Long-running series have an aversion to change. Which makes sense, since it’s hard to ditch the actors and plots that were working. But it is important to see the signs that they aren’t working anymore.

There are times when a character’s arc has come to an end. They’ve served their plot purpose and now it’s time for them to make a graceful exit. Keeping them around and trying to force the story to accommodate them does not work. It diminishes the character and confuses the plot.


For example, do you remember how long Heroes held on to Sylar? Now, I can imagine they didn’t want to lose Zachary Quinto, but the plot contortions the show went through to keep him around were absurd. Memory loss! Ghost! Resurrection! He was a villain, and a great one for a while. Defeat is the natural end to his story and it should have ended there.

But, why not avoid the problem of ending a character’s arc by never ending it? Just go around and around in circles until no one remembers what the point was anymore!

This is a miserable choice. Fiction requires a certain suspension of disbelief, but there is a certain point where the sheer number of obstacles facing main characters in their quests becomes untenable. Or, the fact that they haven’t succeeded forces the audience to conclude that the protagonists are incompetent.

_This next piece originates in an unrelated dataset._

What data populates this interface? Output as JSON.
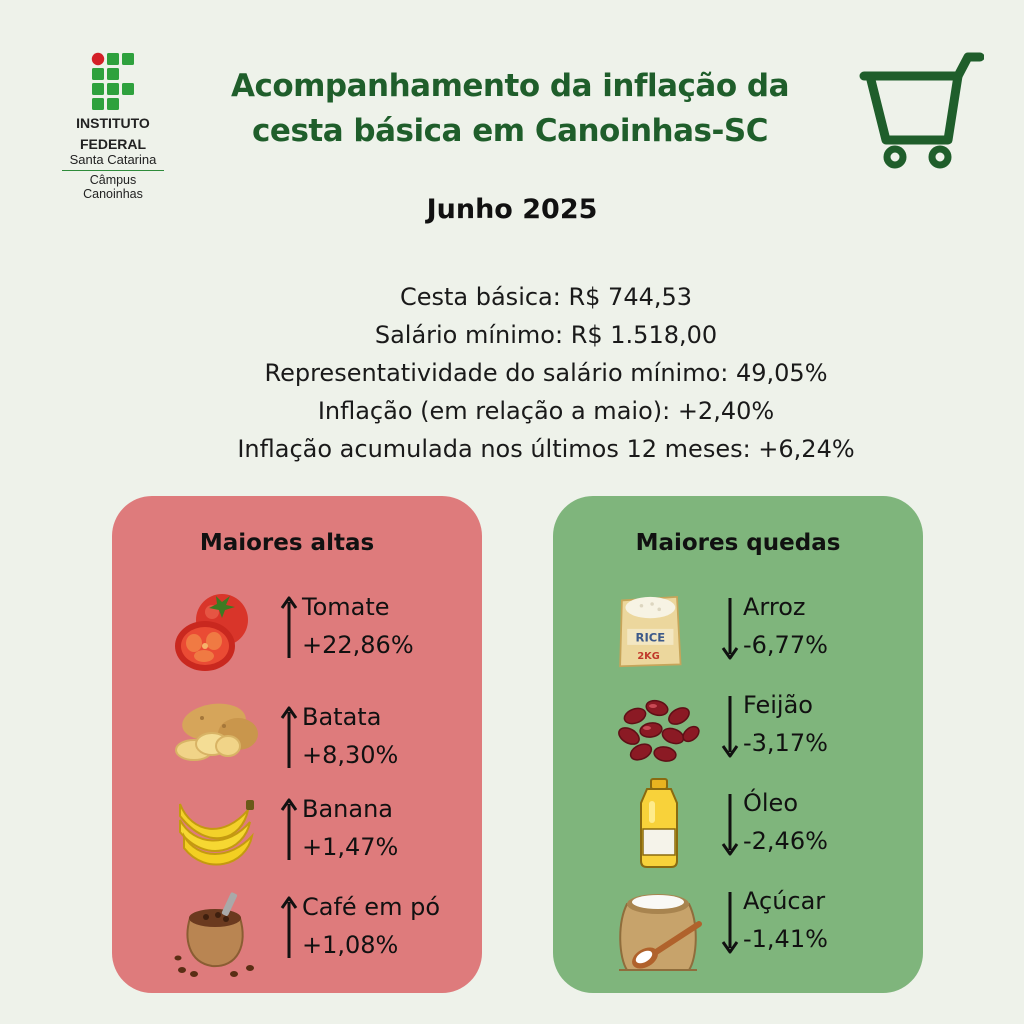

This is becoming increasingly true on Once Upon a Time. It is time for the Charmings to ditch the spotlight, because they are, not to put too fine a point on it, the worst. I cannot believe that there has not been a bloody revolution overthrowing these royal idiots. Everything bad that happens is because of either some bad decision they made or a villain they pissed off. Quarantine them somewhere where the blowback can’t ricochet back onto innocent bystanders. Every single one of this season’s three episodes contains a misfortune befalling the dwarves that should send them into a proletarian rage.


The options aren’t always character carnage. Sometimes a character needs to die to move the story forward. Sometimes not. They can just transition into a less prevalent role. Serve as a guide to a new generation. Have a completely different story as a supporting character. Either way, the goal should be forward momentum, not a determination to do the same thing ad nauseam.